Lan Yu

Actuellement au cinéma

© Carlotta Films

Le désir peut-il résister au passage du temps ? C’est l’une des questions que pose Lan Yu, film magnifique du méconnu Stanley Kwan, dont une partie de l’œuvre fait l’objet d’une ressortie en salles orchestrée par Carlotta. Réalisé cinq ans après son coming-out out, faisant de Kwan l’un des rares cinéastes ouvertement gays d’Asie, le film raconte l’histoire d’amour qui unit Handong, golden boy de la finance à Pékin, et Lan, un étudiant désargenté qui s’essaie à la prostitution. Le scénario est adapté d’un roman anonyme publié sur internet en 1998 et aborde par un prisme intime la clandestinité forcée des relations homosexuelles dans la Chine post-Mao.

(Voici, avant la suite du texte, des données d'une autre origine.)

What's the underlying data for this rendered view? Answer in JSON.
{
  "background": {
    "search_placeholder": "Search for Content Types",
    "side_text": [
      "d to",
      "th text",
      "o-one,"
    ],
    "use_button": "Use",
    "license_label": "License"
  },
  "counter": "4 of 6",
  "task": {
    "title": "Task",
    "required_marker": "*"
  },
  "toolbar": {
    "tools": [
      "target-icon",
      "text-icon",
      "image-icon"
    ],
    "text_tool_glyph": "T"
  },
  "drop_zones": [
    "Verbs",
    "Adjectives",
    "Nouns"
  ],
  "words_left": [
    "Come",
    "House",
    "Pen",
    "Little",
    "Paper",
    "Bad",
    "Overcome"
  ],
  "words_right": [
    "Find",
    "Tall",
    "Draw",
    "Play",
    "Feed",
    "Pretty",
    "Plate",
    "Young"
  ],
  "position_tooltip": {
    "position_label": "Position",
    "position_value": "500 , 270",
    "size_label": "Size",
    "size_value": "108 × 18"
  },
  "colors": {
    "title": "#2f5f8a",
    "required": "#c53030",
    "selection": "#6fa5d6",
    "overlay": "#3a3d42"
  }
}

Ce qui frappe avant tout dans ce mélodrame, c’est la virtuosité formelle avec laquelle le réalisateur Hongkongais transcende la matière feuilletonnante et sans doute un peu ordinaire de son matériau de départ. Chez Stanley Kwan, le couple est un mystère : tourné sans autorisation, le film dépeint le cloisonnement contraint de ces deux hommes en les nimbant dans des clairs-obscurs hivernaux, magnifiés par un art du cadre extrêmement précis. Véritable écrin pour ces personnages, le décor est mis à profit pour circonscrire ces personnages par des sur-cadrages, et donne le sentiment d’assister aux premières étreintes des amants par l’entrebâillement d’une porte.

Lan Yu se distingue également par l’établissement d’un rapport très particulier au temps. Concentré sur des moments clés de cette liaison amoureuse, le récit avance exclusivement grâce à d’abruptes ellipses qui donnent le vertige. On passe ainsi de la visite d’une maison en construction, offerte par Handong à son bien-aimé, à sa décoration. Ou encore du mariage hétérosexuel et couverture de l’homme d’affaire, à l’annonce de son divorce, sobrement murmurée sur un carton noir. Kwan fait ici une économie de moyen remarquable en opérant par soustraction, ne conservant de ce récit d’amours secrètes uniquement sa sève la plus pure.

En bouleversant de la sorte nos repères spatio-temporels, le cinéaste invente un temps amoureux qui échapperait à la linéarité mortifère de nos vies. Handong et Lan Yu s’aiment partout, tout le temps et en même temps, comme nous le rappelle la discrète photographie de cette maison qui fut leur refuge secret, épinglée au mur du petit appartement du jeune homme. Libéré des carcans mensongers du temps qui passe, cet indéfectible lien propulse les amants dans une dimension métaphysique, et le film affirme alors sans frémir la toute puissance d’un amour que même la mort ne saurait ébranler.

Lan Yu / de Stanley Kwan / Avec Jun Hu, Ye Liu, Jin Su et Huatong Li / Hong-Kong, Chine / 1h27 / 2001 / Ressortie le 10 avril 2024.